Using PPL on LAMM, discoverd 2 bugs, and result is much worse than direct inference type
AlexWang1900 opened this issue · 2 comments
I set the scenario recipe like this:
`scenario_cfg:
dataset_name: STL10_LAMM
base_data_path: ./data/LAMM/2D_Benchmark
ppl: True
eval_cfg:
instruction_cfg:
query_type: standard_query
inferencer_cfg:
inferencer_type: PPL #Direct
batch_size: 1 #32
metric_cfg:
metric_type: LAMM`
with lamm186k_llama2chat7b_lora32 on STL10 dataset which I added and tested on Direct without ppl , accuracy was 0.56
but when I changed the recipe like above, there are two bugs:
1 in src/ChEF/instruction/init.py line 87
`for i in range(batch_size)
if isinstance(batch_options[0], list):
answers += [answer_template.format(option) for option in batch_options[i]]
new_len = len(batch_options[i])
questions += [prompts[i] for _ in range(new_len)]
options += batch_options[i]`
answer_template is None,and does not have format
it is because: src/ChEF/instruction/query.py line 261
`def build_template(**kwargs):
# LAMM-style inference does not require template
if kwargs['task_name'].endswith('lamm'):
#return None #fix by wang for testing
pass
return ppl_template(**kwargs)`
it was None, when lamm model is detected,I fixed it so it will return a ppl_template
2 src/ChEF/models/test_lamm.py line 203 ,logits is a scalar which has no index
`logits, target_ids = self.model(dict(
vision_type = 'image',
task_type = self.task_type,
vision_paths = images,# fix by wang for Image type image
output_texts = conversations,
icl_sysmsg = icl_sysmsg
))
logits = logits[:,:-1]`
and in src/model/LAMM/openlamm.py line 616-626
`loss = outputs.loss
# calculate the token accuarcy
return outputs.logits[:, 1:,:],targets[:, 1:]
# chosen_tokens = torch.max(outputs.logits, dim=-1)[1][:, 1:-1] # [B, S-1]
# labels = targets[:, 2:]
# gen_acc = (chosen_tokens.reshape(-1) == labels.reshape(-1)).to(
# torch.long
# ) # [B*S]
# valid_mask = (labels != -100).reshape(-1)
# valid_tokens = gen_acc & valid_mask # [B*S]
# gen_acc = valid_tokens.sum().item() / valid_mask.sum().item()
# return loss, gen_acc`
it returned a loss and gen_acc, which is not logits and target_ids, so I fixed it that returning logits and targets now
but when I run the test, the result is only 0.19125, way below 0.56 with Direct inference type.

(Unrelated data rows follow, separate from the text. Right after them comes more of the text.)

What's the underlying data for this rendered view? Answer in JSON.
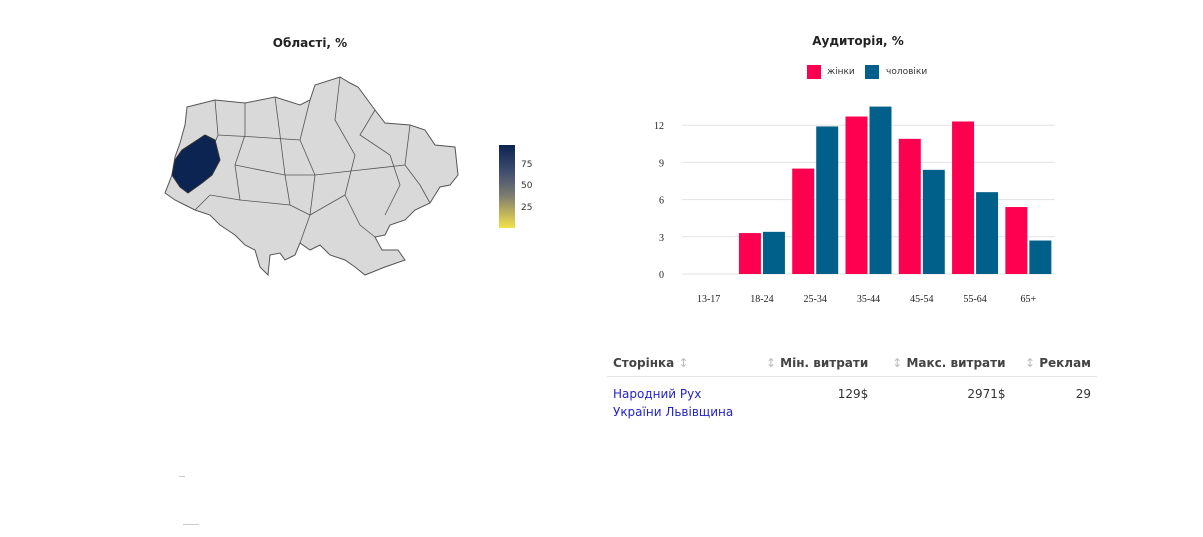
{
  "map": {
    "title": "Області, %",
    "highlighted_region": "Львівська",
    "colorbar_ticks": [
      "75",
      "50",
      "25"
    ],
    "colors": {
      "high": "#0c2452",
      "low": "#f5e24a",
      "empty": "#d9d9d9"
    }
  },
  "chart_data": {
    "type": "bar",
    "title": "Аудиторія, %",
    "categories": [
      "13-17",
      "18-24",
      "25-34",
      "35-44",
      "45-54",
      "55-64",
      "65+"
    ],
    "series": [
      {
        "name": "жінки",
        "color": "#ff0050",
        "values": [
          0,
          3.3,
          8.5,
          12.7,
          10.9,
          12.3,
          5.4
        ]
      },
      {
        "name": "чоловіки",
        "color": "#006089",
        "values": [
          0,
          3.4,
          11.9,
          13.5,
          8.4,
          6.6,
          2.7
        ]
      }
    ],
    "yticks": [
      0,
      3,
      6,
      9,
      12
    ],
    "ylim": [
      0,
      14
    ],
    "grid": true,
    "legend": "top"
  },
  "table": {
    "headers": [
      "Сторінка",
      "Мін. витрати",
      "Макс. витрати",
      "Реклам"
    ],
    "rows": [
      {
        "page": "Народний Рух України Львівщина",
        "min": "129$",
        "max": "2971$",
        "ads": "29"
      }
    ]
  }
}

In the Chef paper, it shows a 80.7% on table 1 and standard query type and PPL inference type from table 6.
In the LAMM paper, it shows 37,9% on table 1 and I guess standard query type and Direct inference type.
So there must be something wrong, either the numbers on papers or the code.
Thanks for your feedback. We found that there exists some conflicts between the code base of LAMM and ChEF. We will fix this. Sorry for the mistake.
We have fixed the bugs and checked the results. Thanks again for your feedback.